En effet, le fait qu’un espace vive le plus souvent et le plus longtemps possible est primordial en termes d’impacts, peut-être davantage que le recyclage de la matière ou que l’utilisation de matériaux bio et géosourcés – même si ces démarches ont leur importance. Ce rapport au temps long suppose de penser l’adaptation, ce qui relève d’une forme de frugalité. Cette démarche rejoint d’ailleurs l’ambition ZAN (zéro artificialisation nette) d’ici 2050, qui a pour objectif de réduire de moitié la consommation d’espaces naturels.
Ainsi, l’Adidas Arena, livrée en 2024, n’est pas « seulement » un stade de plusieurs milliers de places, destiné à faire signal. C’est aussi un équipement de quartier très ouvert sur la ville, avec deux gymnases à destination des riverains et des associations locales, et 2 500 m2 accueillant au quotidien des activités ludiques et récréatives, dont les usages pourront évoluer. Ce stade est pensé comme une prolongation de l’espace public.
Comment se manifeste ce lien avec l’espace public ?
Cela passe notamment par un contact visuel : au rez-de-chaussée, de vastes façades transparentes tombent jusqu’au sol. Au premier étage, qui accueille notamment des cafés et des restaurants, les vues sur le paysage urbain connectent les usagers à la ville.
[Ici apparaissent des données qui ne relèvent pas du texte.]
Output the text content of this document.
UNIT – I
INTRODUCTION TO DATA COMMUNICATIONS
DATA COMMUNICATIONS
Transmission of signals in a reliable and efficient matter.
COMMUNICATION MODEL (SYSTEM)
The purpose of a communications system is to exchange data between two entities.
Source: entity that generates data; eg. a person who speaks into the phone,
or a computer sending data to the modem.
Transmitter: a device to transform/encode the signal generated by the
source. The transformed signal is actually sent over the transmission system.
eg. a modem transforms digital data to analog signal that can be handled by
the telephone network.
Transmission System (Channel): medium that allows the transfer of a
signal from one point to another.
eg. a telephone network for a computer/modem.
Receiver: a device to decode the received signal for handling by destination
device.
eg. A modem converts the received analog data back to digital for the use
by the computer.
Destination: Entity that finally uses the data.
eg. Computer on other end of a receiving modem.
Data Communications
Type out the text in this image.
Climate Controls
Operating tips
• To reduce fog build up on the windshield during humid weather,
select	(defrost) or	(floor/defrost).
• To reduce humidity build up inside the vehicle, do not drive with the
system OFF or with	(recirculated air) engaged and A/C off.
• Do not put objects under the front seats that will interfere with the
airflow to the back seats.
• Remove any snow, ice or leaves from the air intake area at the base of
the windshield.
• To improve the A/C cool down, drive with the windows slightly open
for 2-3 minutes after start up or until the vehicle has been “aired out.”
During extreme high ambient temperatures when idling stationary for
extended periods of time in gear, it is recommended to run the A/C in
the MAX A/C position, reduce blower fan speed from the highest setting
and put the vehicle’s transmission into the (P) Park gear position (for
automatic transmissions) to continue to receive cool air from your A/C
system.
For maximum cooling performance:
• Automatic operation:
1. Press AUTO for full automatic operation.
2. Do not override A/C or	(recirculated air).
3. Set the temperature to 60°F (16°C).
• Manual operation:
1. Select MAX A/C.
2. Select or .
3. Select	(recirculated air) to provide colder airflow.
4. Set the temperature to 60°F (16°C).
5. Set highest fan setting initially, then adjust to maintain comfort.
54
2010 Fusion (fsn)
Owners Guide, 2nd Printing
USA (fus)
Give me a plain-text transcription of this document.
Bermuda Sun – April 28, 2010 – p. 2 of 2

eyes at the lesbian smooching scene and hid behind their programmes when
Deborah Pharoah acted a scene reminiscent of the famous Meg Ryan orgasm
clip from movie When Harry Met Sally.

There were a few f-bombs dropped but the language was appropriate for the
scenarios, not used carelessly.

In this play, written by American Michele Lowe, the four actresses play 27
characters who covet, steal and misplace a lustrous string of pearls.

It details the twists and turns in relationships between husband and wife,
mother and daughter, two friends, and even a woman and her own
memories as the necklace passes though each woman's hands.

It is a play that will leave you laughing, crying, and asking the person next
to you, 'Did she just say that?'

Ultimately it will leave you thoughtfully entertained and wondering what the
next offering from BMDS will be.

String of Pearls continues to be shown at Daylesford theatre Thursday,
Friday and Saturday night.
Cette proximité est atypique, car les arenas sont souvent opaques, et leurs abords peu accessibles.
Quelles sont les contraintes qu’entraîne, pour l’architecte, l’exigence de polyvalence?
Cela implique de travailler avec des textes très différents, en un seul lieu : des règlements de sécurité et d’accessibilité des établissements recevant du public, le cahier des charges de la FIFA (qui a considérablement gonfler de volume ces dernières années !), mais aussi des règles de bonnes pratiques commerciales, etc.
La polyvalence relève d’un choix politique, auquel nous apportons des solutions spatiales et architecturales. Mais cela exige du temps : il faut convaincre, rassurer, dépasser les frictions, et parfois demander aux autorités des dérogations pour permettre cette diversité d’usages. La capacité à « jouer » avec l’autre, à l’écouter, n’est pas évidente, mais elle est nécessaire au projet commun.